コミック版も激しいアクションシーンが見所ですが、本作は3DCGでモデリングされたキャラクターを、モーションキャプチャーで動かすという手法をとっているため、とにかく数あるアニメ作品の中でも「格闘映画」としての見ごたえが突出しています。本作のように、CGに原則現実的に可能な動きをさせながら、要所でアニメーション的派手なシーンを挿入する演出方は、今を時めくマーベル映画が好んで使っている手法でもあります。

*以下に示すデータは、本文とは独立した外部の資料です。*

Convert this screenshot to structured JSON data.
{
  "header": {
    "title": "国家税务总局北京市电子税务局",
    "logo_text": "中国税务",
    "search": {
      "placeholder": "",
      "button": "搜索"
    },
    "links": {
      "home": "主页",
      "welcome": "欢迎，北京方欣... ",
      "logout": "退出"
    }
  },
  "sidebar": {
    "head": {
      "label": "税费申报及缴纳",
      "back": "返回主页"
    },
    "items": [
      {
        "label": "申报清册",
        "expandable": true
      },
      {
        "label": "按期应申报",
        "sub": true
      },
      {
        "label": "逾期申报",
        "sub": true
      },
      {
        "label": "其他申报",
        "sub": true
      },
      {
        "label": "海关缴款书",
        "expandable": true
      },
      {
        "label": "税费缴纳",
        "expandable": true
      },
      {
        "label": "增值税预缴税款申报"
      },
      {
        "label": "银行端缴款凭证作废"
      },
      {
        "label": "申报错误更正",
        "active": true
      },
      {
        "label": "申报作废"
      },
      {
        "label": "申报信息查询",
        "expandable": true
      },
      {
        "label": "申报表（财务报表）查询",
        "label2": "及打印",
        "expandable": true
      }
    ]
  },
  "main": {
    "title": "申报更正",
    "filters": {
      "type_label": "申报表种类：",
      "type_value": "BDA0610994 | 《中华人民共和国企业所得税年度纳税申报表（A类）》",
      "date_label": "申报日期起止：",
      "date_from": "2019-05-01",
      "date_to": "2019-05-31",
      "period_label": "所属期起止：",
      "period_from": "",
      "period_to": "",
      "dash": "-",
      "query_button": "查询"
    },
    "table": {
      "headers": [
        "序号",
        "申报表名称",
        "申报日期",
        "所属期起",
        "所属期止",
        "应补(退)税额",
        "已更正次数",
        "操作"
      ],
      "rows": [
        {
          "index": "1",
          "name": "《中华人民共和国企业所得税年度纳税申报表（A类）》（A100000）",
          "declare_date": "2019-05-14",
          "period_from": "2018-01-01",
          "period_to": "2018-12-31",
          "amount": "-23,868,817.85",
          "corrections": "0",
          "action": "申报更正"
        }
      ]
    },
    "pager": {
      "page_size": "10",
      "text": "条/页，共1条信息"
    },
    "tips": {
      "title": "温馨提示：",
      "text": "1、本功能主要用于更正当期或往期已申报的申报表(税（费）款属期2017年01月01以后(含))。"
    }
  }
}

また、コミック版を手掛けた清水栄一・下口智裕両氏により、清々しいくらいカッコよくデザインされたウルトラマンスーツやガジェットが、そのまま立体化され、暴れまわっているところを見れるのも大きな魅力です。緻密に描きこまれた積層構造、何のためかは分からないけど好感の持てる突起類、玩具コレクターとしてはかなり関連商品の購買欲をそそられます。

また夜間の戦闘などで、金属で出来ているスーツに映りこむ、屋外広告や、スペシウム光線の青白い光のように、アニメーションながら、実写さながらの「質感」を感じる美しい演出も大きなみどころと言えます。同好の士として製作者のこだわりを非常に好ましく思います。

衒いもなく、男の子が好きなものを大量に詰め込んだNETFLIX『ULTRAMAN』。特撮ファンだけでなく、SF・アクション映画好きにもおススメの作品です。